Kwara PDP zoned its governorship ticket to Kwara North (which consists of the Baatonu people of Baruten, the Bokobaru people of Kaiama, and the Nupe people of Edu and Patigi) in recognition of the political and symbolic marginality of the area in the state.
Of the three ethnic groups that make up Kwara North, only the Baatonu and Bokobaru people (who used to belong to what was called Western Borgu in the old Kwara State and who’re ethnic, cultural, and historical cousins) have never produced a governor.
The Nupe had Shaaba Lafiagi in the stillborn Third Republic, and most of them in PDP have conceded that, in the interest of symbolic unity, former Western Borgu (i.e., Baruten and Kaiama) should have the privilege to present the party’s next candidate.

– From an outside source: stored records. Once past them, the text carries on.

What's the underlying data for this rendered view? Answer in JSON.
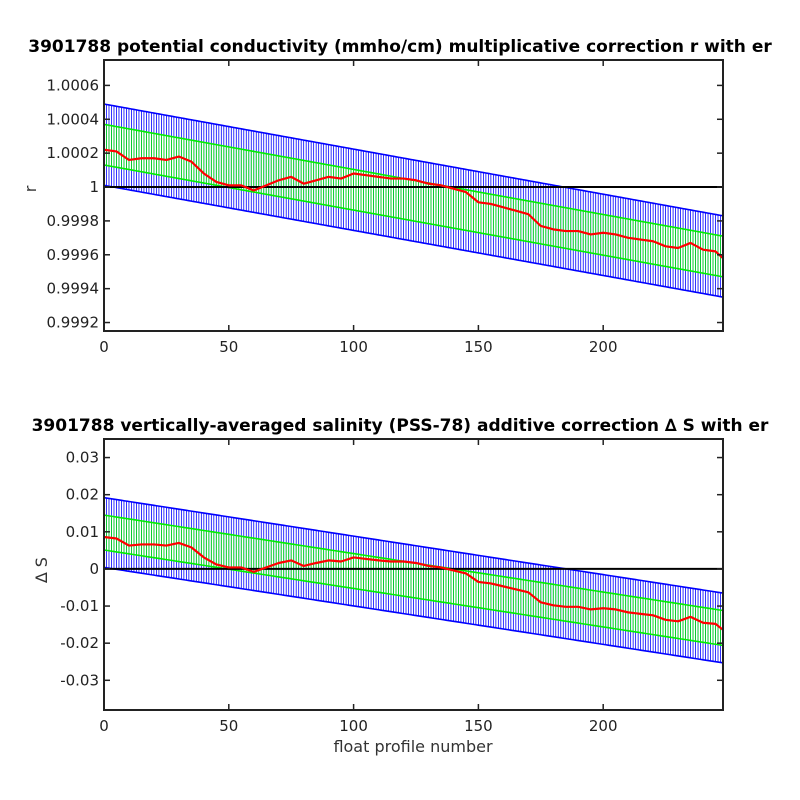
{
  "chart_data": [
    {
      "type": "line",
      "title": "3901788 potential conductivity (mmho/cm) multiplicative correction r with er",
      "xlabel": "",
      "ylabel": "r",
      "xlim": [
        0,
        248
      ],
      "ylim": [
        0.99915,
        1.00075
      ],
      "xticks": [
        0,
        50,
        100,
        150,
        200
      ],
      "yticks": [
        0.9992,
        0.9994,
        0.9996,
        0.9998,
        1,
        1.0002,
        1.0004,
        1.0006
      ],
      "ytick_labels": [
        "0.9992",
        "0.9994",
        "0.9996",
        "0.9998",
        "1",
        "1.0002",
        "1.0004",
        "1.0006"
      ],
      "reference_line": 1,
      "grid": false,
      "series": [
        {
          "role": "2-sigma error bars",
          "color": "#0000ff",
          "x": [
            0,
            248
          ],
          "center": [
            1.00025,
            0.99959
          ],
          "halfwidth": 0.00024
        },
        {
          "role": "1-sigma error bars",
          "color": "#00ee00",
          "x": [
            0,
            248
          ],
          "center": [
            1.00025,
            0.99959
          ],
          "halfwidth": 0.00012
        },
        {
          "role": "fitted correction",
          "color": "#ff0000",
          "x": [
            0,
            5,
            10,
            15,
            20,
            25,
            30,
            35,
            40,
            45,
            50,
            55,
            60,
            65,
            70,
            75,
            80,
            85,
            90,
            95,
            100,
            105,
            110,
            115,
            120,
            125,
            130,
            135,
            140,
            145,
            150,
            155,
            160,
            165,
            170,
            175,
            180,
            185,
            190,
            195,
            200,
            205,
            210,
            215,
            220,
            225,
            230,
            235,
            240,
            245,
            248
          ],
          "values": [
            1.00022,
            1.00021,
            1.00016,
            1.00017,
            1.00017,
            1.00016,
            1.00018,
            1.00015,
            1.00008,
            1.00003,
            1.00001,
            1.00001,
            0.99998,
            1.00001,
            1.00004,
            1.00006,
            1.00002,
            1.00004,
            1.00006,
            1.00005,
            1.00008,
            1.00007,
            1.00006,
            1.00005,
            1.00005,
            1.00004,
            1.00002,
            1.00001,
            0.99999,
            0.99997,
            0.99991,
            0.9999,
            0.99988,
            0.99986,
            0.99984,
            0.99977,
            0.99975,
            0.99974,
            0.99974,
            0.99972,
            0.99973,
            0.99972,
            0.9997,
            0.99969,
            0.99968,
            0.99965,
            0.99964,
            0.99967,
            0.99963,
            0.99962,
            0.99958
          ]
        }
      ]
    },
    {
      "type": "line",
      "title": "3901788 vertically-averaged salinity (PSS-78) additive correction ∆ S with er",
      "xlabel": "float profile number",
      "ylabel": "∆ S",
      "xlim": [
        0,
        248
      ],
      "ylim": [
        -0.038,
        0.035
      ],
      "xticks": [
        0,
        50,
        100,
        150,
        200
      ],
      "yticks": [
        -0.03,
        -0.02,
        -0.01,
        0,
        0.01,
        0.02,
        0.03
      ],
      "ytick_labels": [
        "-0.03",
        "-0.02",
        "-0.01",
        "0",
        "0.01",
        "0.02",
        "0.03"
      ],
      "reference_line": 0,
      "grid": false,
      "series": [
        {
          "role": "2-sigma error bars",
          "color": "#0000ff",
          "x": [
            0,
            248
          ],
          "center": [
            0.0098,
            -0.0159
          ],
          "halfwidth": 0.0094
        },
        {
          "role": "1-sigma error bars",
          "color": "#00ee00",
          "x": [
            0,
            248
          ],
          "center": [
            0.0098,
            -0.0159
          ],
          "halfwidth": 0.0047
        },
        {
          "role": "fitted correction",
          "color": "#ff0000",
          "x": [
            0,
            5,
            10,
            15,
            20,
            25,
            30,
            35,
            40,
            45,
            50,
            55,
            60,
            65,
            70,
            75,
            80,
            85,
            90,
            95,
            100,
            105,
            110,
            115,
            120,
            125,
            130,
            135,
            140,
            145,
            150,
            155,
            160,
            165,
            170,
            175,
            180,
            185,
            190,
            195,
            200,
            205,
            210,
            215,
            220,
            225,
            230,
            235,
            240,
            245,
            248
          ],
          "values": [
            0.0086,
            0.0082,
            0.0063,
            0.0066,
            0.0066,
            0.0063,
            0.007,
            0.0058,
            0.0031,
            0.0012,
            0.0004,
            0.0004,
            -0.0008,
            0.0004,
            0.0016,
            0.0023,
            0.0008,
            0.0016,
            0.0023,
            0.002,
            0.0031,
            0.0027,
            0.0023,
            0.002,
            0.002,
            0.0016,
            0.0008,
            0.0004,
            -0.0004,
            -0.0012,
            -0.0035,
            -0.0039,
            -0.0047,
            -0.0055,
            -0.0063,
            -0.009,
            -0.0098,
            -0.0102,
            -0.0102,
            -0.0109,
            -0.0106,
            -0.0109,
            -0.0117,
            -0.0121,
            -0.0125,
            -0.0137,
            -0.0141,
            -0.0129,
            -0.0145,
            -0.0148,
            -0.0164
          ]
        }
      ]
    }
  ]
}
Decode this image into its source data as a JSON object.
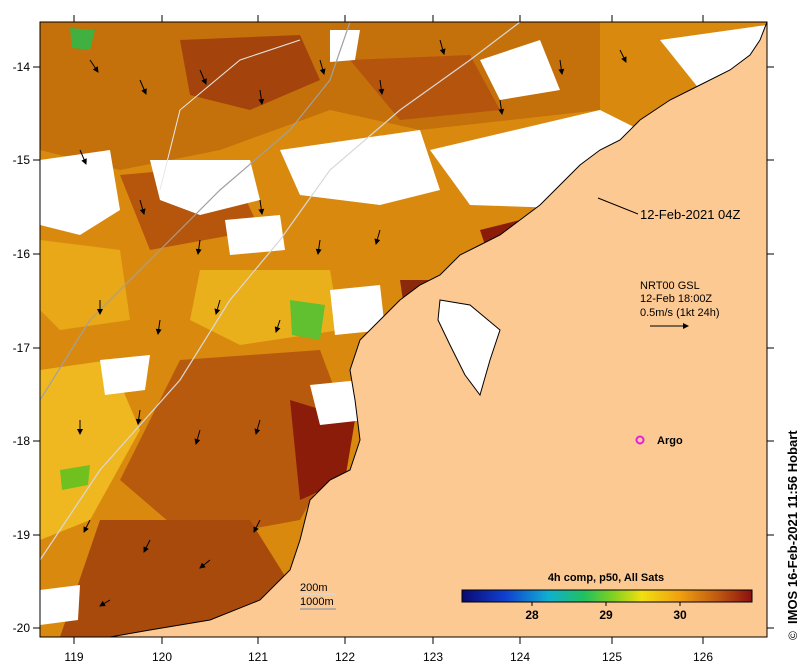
{
  "map": {
    "title_timestamp": "12-Feb-2021 04Z",
    "current_overlay": {
      "product": "NRT00 GSL",
      "time": "12-Feb 18:00Z",
      "scale": "0.5m/s (1kt 24h)"
    },
    "argo_label": "Argo",
    "depth_legend": {
      "contour_1": "200m",
      "contour_2": "1000m"
    },
    "colorbar": {
      "title": "4h comp, p50, All Sats",
      "ticks": [
        "28",
        "29",
        "30"
      ]
    },
    "credit": "IMOS 16-Feb-2021 11:56 Hobart",
    "copyright_symbol": "©",
    "axes": {
      "lat_labels": [
        "-14",
        "-15",
        "-16",
        "-17",
        "-18",
        "-19",
        "-20"
      ],
      "lon_labels": [
        "119",
        "120",
        "121",
        "122",
        "123",
        "124",
        "125",
        "126"
      ]
    },
    "colors": {
      "land": "#fdc993",
      "cloud": "#ffffff",
      "sst_warm": "#b05a0a",
      "sst_mid": "#de9412",
      "sst_hot": "#8b1a0a",
      "argo": "#e020e0"
    }
  }
}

But what did Saraki do? He arbitrarily and unilaterally decided that PDP’s governorship ticket should again go to Nupe people for no other reason than that he has a slavishly dutiful stooge from the place that he wants to puppeteer like he did former Governor Abdulfatah Ahmed who was a governor only in name.
Because of Saraki’s egocentric shortsightedness, PDP is now all but certain to lose the next governorship election in Kwara State even though Kwara APC is at its most vulnerable state since 2019 in light of its enduringly enervating internal turmoil, which pits Gov. Abdulrahman Abdulrazak’s camp against Lai Mohammed’s in an intense battle of supremacy.
How can a self-conceited, thoughtless, and narcissistic political bully like Saraki who has shown a chilly disdain for fairness in the representational politics of his own state expect to benefit from the same ideal at the national level?
Most importantly, though, why does Saraki need “consensus” to emerge as PDP presidential candidate? Why is he in dread of actual democratic contest against other contenders in a primary election?
I think it’s because he realizes that his political star has dimmed irretrievably in both Kwara State and nationally, so he wants to get his political desires through dishonest shortcuts.
For years, he’d ridden on the coattails of his late dad, who was a way better politician than he is, but the coattails are now threadbare and past their sell-by date.
Farooq Kperogi is a professor of journalism and emerging media at Kennesaw State University, Georgia, USA.